En estos últimos años eran los edificios los que crecían conforme lo hacía la ciudad, como lo hacía en otra ocasión cada nuevo frutal que plantaban Doña Ana y Don Clemente. El terreno de la casa daba para construir un residencial de mínimo veinte apartamentos. Hubo un mes en el que al menos un intermediario de bienes raíces por día fue a visitarla colocándole una oferta que en otro tiempo le hubiese hecho la boca agua a su hijo Jochi, que ahora vivía en Nueva York. Cada una fue rechazada sin importar el monto, casi todos volvieron con mejor oferta y fueron nuevamente rechazados. Doña Ana solo los escuchaba por cortesía y quizás porque estaba falta de compañía.

Los nuevos edificios ya sitiaban por todos los flancos a la casa lo que le cortaba el camino a cualquier brisa que intentara llegar. El mismo sol ya no era el de antes, por eso muchos frutales fueron muriendo. No sé puede afirmar con certeza  por qué se secó la gran mata de mango, esto ocurrió a partir de la muerte de Don Clemente. Lo cierto es que entró junio, entraron julio y agosto y no hubo un solo mango que recoger, solo hojas que meses después empezaron a desprenderse hasta que no quedó una sola al llegar Navidad. Doña Ana y Ninoska, la muchacha venida del campo que la ayudaba con la casa, se turnaban mañana y tarde para barrer las hojas, porque debajo de aquel árbol estaba el último espacio sagrado, la mesa del café. Abajo se seguiría celebrando ese ritual diario en compañía de con  la vecina, y con quién fuera que visitara la casa ese día. Ella en su mecedora, el resto sentado en el juego de sillas de guano.

Ninoska se casó no mucho tiempo después. Se mudó a un barrio en las afueras. Una vez a la semana de vuelta del trabajo volvía para ayudar con lo que fuera, en silencio y de gratis. Doña Ana engordaba y cada día caminaba más lento a causa de todas las enfermedades que traía el accidente llamado vejez.

Dentro de lo que aun quedaba estaba la visita diaria de Olga, una vecina ya mayor aunque más joven que Doña Ana. Sus conversaciones no pasaban de qué calor hace o de supiste quién murió y no es que hiciera falta decir más, aquellas reuniones del café de la tarde eran un acto de presencia mutua y con eso bastaba.

Con el tiempo y la presión de los hijos, Olga  tuvo que vender su casa. En su lugar se construyó una torre que germinó y creció más rápido que cualquier hortaliza. Más nunca se volverían a ver.

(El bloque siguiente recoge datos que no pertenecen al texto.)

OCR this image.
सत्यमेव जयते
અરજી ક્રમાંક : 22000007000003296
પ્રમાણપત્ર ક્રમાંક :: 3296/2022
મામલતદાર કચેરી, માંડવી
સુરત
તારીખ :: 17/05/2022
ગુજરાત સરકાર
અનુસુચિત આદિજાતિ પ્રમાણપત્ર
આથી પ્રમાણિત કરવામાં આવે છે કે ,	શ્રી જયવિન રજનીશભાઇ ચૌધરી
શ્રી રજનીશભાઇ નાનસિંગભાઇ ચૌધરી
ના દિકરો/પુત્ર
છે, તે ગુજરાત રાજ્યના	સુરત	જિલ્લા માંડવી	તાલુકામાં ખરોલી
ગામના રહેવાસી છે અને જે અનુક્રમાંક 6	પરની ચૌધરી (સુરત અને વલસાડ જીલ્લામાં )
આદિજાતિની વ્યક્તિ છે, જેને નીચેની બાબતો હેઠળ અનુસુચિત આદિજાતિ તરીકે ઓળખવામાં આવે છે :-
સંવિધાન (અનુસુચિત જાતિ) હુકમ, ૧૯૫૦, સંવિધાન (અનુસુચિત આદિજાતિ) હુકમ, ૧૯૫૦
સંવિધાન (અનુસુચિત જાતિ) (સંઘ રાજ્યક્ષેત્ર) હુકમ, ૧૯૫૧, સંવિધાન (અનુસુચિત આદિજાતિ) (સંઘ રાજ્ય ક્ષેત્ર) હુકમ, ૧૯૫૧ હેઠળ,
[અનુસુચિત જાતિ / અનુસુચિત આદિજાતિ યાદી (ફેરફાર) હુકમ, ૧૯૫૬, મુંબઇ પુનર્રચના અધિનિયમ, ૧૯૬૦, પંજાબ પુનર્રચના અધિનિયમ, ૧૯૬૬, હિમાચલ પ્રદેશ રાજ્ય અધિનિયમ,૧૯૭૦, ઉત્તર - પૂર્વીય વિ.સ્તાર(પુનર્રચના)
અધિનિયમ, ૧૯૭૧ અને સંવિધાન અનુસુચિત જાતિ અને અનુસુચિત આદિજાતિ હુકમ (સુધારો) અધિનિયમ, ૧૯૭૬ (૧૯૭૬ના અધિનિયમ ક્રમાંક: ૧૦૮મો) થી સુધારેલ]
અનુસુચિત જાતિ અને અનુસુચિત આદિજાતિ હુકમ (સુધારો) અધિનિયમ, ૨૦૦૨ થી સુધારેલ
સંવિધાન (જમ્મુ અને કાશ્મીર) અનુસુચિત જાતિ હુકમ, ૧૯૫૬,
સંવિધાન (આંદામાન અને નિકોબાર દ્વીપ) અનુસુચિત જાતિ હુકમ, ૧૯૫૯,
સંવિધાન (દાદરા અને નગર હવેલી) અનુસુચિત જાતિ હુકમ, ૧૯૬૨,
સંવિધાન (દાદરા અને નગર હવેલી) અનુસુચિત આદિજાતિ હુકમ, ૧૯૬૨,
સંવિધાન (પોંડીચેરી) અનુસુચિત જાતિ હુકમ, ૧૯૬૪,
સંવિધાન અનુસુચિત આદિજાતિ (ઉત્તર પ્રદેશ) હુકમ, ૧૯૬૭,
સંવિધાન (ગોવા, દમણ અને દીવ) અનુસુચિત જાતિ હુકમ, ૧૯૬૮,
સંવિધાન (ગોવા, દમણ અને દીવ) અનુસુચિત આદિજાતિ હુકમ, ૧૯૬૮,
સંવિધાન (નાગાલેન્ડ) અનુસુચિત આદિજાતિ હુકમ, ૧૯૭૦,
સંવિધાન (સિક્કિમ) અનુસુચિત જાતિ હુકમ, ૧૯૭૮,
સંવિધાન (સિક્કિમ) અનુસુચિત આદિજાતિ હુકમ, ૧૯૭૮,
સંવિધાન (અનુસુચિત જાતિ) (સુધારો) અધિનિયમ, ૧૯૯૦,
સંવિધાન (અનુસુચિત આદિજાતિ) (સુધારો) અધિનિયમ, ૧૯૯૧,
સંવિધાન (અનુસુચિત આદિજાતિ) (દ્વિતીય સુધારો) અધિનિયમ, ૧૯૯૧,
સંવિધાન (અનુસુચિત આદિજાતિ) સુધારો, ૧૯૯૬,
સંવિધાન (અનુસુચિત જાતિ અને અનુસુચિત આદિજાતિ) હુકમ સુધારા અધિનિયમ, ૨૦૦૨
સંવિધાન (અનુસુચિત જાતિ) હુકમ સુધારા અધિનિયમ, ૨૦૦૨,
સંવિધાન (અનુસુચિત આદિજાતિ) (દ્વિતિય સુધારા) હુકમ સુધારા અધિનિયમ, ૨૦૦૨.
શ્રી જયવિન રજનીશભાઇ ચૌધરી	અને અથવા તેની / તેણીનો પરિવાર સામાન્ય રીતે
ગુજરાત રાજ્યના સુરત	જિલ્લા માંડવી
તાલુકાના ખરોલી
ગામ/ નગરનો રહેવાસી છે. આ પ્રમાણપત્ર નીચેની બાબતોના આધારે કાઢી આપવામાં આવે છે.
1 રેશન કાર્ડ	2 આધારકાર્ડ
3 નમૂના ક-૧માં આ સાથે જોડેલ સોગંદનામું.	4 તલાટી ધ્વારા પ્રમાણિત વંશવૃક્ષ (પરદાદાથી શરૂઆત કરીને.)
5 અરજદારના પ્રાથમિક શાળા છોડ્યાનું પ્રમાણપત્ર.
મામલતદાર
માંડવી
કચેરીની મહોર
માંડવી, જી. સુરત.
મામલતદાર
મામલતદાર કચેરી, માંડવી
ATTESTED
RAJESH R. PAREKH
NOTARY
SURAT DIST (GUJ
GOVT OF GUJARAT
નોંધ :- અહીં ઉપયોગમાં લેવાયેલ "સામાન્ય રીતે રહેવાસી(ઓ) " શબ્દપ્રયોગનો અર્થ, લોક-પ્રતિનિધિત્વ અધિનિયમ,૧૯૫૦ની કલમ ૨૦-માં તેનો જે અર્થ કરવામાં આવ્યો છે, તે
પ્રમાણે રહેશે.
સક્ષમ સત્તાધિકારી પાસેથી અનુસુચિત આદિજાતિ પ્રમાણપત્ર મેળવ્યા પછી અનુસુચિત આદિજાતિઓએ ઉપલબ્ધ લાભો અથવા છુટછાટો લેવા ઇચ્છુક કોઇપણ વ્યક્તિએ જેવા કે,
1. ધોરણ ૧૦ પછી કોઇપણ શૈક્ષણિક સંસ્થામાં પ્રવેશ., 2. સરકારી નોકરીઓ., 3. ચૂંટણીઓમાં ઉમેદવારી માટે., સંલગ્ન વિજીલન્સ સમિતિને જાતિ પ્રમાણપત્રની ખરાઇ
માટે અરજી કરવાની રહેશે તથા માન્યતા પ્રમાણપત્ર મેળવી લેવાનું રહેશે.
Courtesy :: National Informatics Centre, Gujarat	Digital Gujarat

Una mañana de poco sol, Doña Ana preparó el café y se dirigió al patio, seguro no durmió nada la noche anterior. Llegar hasta la mesita debajo de la mata de mango fue una tarea lacerante, era pisar sobre descalzo sobre vidrios rotos. Puso dos tacitas pese a que aquel día estaba ella sola.
Nubes vinieron de todos lados a congregarse sobre la casa como si hubiese sido su punto de reunión acordado. Gotas empezaron a caer, pesadas y frías con vocación de granizo. Doña Ana intentó pararse, a recoger bandejita junto con las tazas. En el momento en que se incorporó, la ciática le mordió la entrepierna como un león. El dolor le hizo cerrar los ojos y en vez de soltar la bandeja, la agarró con fuerzas.
Fue a sentarse rápidamente en la mecedora pero las fibras de guano ya podridas por el abandono y la intemperie cedieron y Doña Ana cayó de lleno en el suelo, viendo las nubes.  No se volvería a levantar.

La lluvia abandonó el preaviso y empezó de verdad continuando hasta el mediodía. El sol salió tímidamente a ver lo que había ocurrido. Durante la noche quizás volvió a llover. Doña Ana seguiría ahí tirada sin poder moverse. Quizás sigue ahí hasta hoy, mirando todo el cielo que se cuela entre las ramas secas de la mata de mango, viva.